I’m not sure the trade-off in self-sufficiency was worth it, but I suspect that’s the case. Hell, same goes for electronics, TVs haven’t been worth repairing since the late Eighties.
No doubt, longer lived, smarter, safer, but the fun is definately gone. So I bought a tractor.
I still think there is a bit of a car culture, but it isn’t a big block muscle cars but small engine racers. You can see that enthusiasm with the Fast and Furious movies. I also probably see it more often than others, because I have two family members that work on their own cars. One rebuilds hotrods from the ground up. The other is a kid courting my daughter. He’s not as good in building from the ground up. However, he has replaced his cars engine himself, modified the exhaust system (sort of the gateway drug entry into gear heading these days), replaced various side moldings, and updated the interior electronics. And yes, he replaced the chip. This is from a kid who hasn’t gone to college yet. For people like him, it’s as enjoyable as others in his generation enjoy modifying their computers.

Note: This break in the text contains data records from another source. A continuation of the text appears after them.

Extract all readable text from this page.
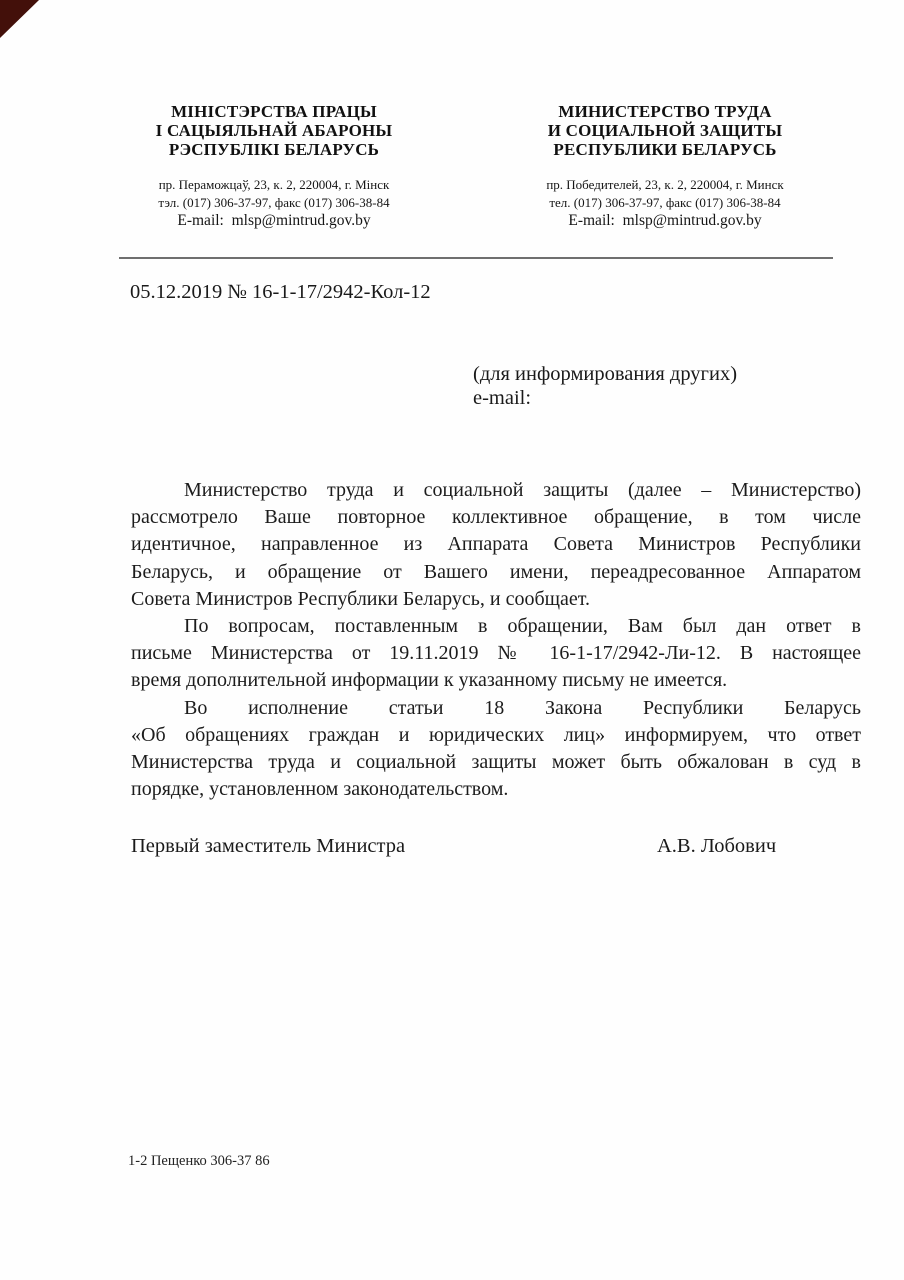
МІНІСТЭРСТВА ПРАЦЫ
І САЦЫЯЛЬНАЙ АБАРОНЫ
РЭСПУБЛІКІ БЕЛАРУСЬ
пр. Пераможцаў, 23, к. 2, 220004, г. Мінск
тэл. (017) 306-37-97, факс (017) 306-38-84
E-mail:  mlsp@mintrud.gov.by
МИНИСТЕРСТВО ТРУДА
И СОЦИАЛЬНОЙ ЗАЩИТЫ
РЕСПУБЛИКИ БЕЛАРУСЬ
пр. Победителей, 23, к. 2, 220004, г. Минск
тел. (017) 306-37-97, факс (017) 306-38-84
E-mail:  mlsp@mintrud.gov.by
05.12.2019 № 16-1-17/2942-Кол-12
(для информирования других)
e-mail:
Министерство труда и социальной защиты (далее – Министерство)
рассмотрело Ваше повторное коллективное обращение, в том числе
идентичное, направленное из Аппарата Совета Министров Республики
Беларусь, и обращение от Вашего имени, переадресованное Аппаратом
Совета Министров Республики Беларусь, и сообщает.
По вопросам, поставленным в обращении, Вам был дан ответ в
письме Министерства от 19.11.2019 № 16-1-17/2942-Ли-12. В настоящее
время дополнительной информации к указанному письму не имеется.
Во исполнение статьи 18 Закона Республики Беларусь
«Об обращениях граждан и юридических лиц» информируем, что ответ
Министерства труда и социальной защиты может быть обжалован в суд в
порядке, установленном законодательством.
Первый заместитель Министра	А.В. Лобович
1-2 Пещенко 306-37 86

It’s a shame many arrogant academics look down at such skills. Certianly number 3 plays a big part in discouraging many too. Its not just the commuting and parking menace, but the “carbon polluting” AGW nonsense as well.
I’m not so sure about (4) – design. It’s common for complex systems like this to evolve to conformity because there are a limited number of ways to do things well. For instance, if rear spoilers give you an extra mile or two per gallon, then basically all cars are going to end up with them. Optimizing performance limits design creativity, it’s just how reality works.
Look at any online gaming experience that has persistent characters – when first released you get all sorts of different build types, but over time you get cookie cutter builds because those are the optimal choices. Games that preserve diversity can do it only because the authors get to edit reality.
Seriously?
Then why then, even into the 60’s and 70’s after 50 years of innovation into much more complex systems than a Model T or Model A, did cars look different within a manufacturer and more so outside the manufacturers?
You could look in the rear view mirror at night and guess with a high degree of accuracy what kind of car was on your 6. From 50 feet you could tell what kind of car “X” car was in a parking lot. As the article well states and I’ll expound, at noon on June 21st, on a sunny day, not a cloud in the sky, at the Equator, they all look alike! At 15 feet if you can’t see the model name tag or manufacturers logo, good luck figuring out.
This morning one of the networks was showing the ??? annual car show. The topic was VW’s new bug, and much like the old Who song said, Meet the new bug, Same as the old bug. It is actually looking closer to an old bug than anything we could buy here for a long, long time.
But at 200 yards, it WOULD look like a bug!
Some technologies take a long time to mature. Consider micro-processor technology – that used to be quite varied at the consumer level for decades, but now? And that is in a technology moving much faster than automotive.
Ever tried changing the supercharger on a 1980s Lancia?
While modern aerodynamic design makes it worse with all the curves, the European cars I’ve driven have had little room to access the engine for decades now. That didn’t stop the crazies stuffing 400hp engines into their Fiat X1/9. Someone’s probably done the same to a Fiat 500 by now.
You could almost get in the cars without being a contortionist, too. (And I’m 5′ tall and weight about 100lbs. NOT exactly oversized.)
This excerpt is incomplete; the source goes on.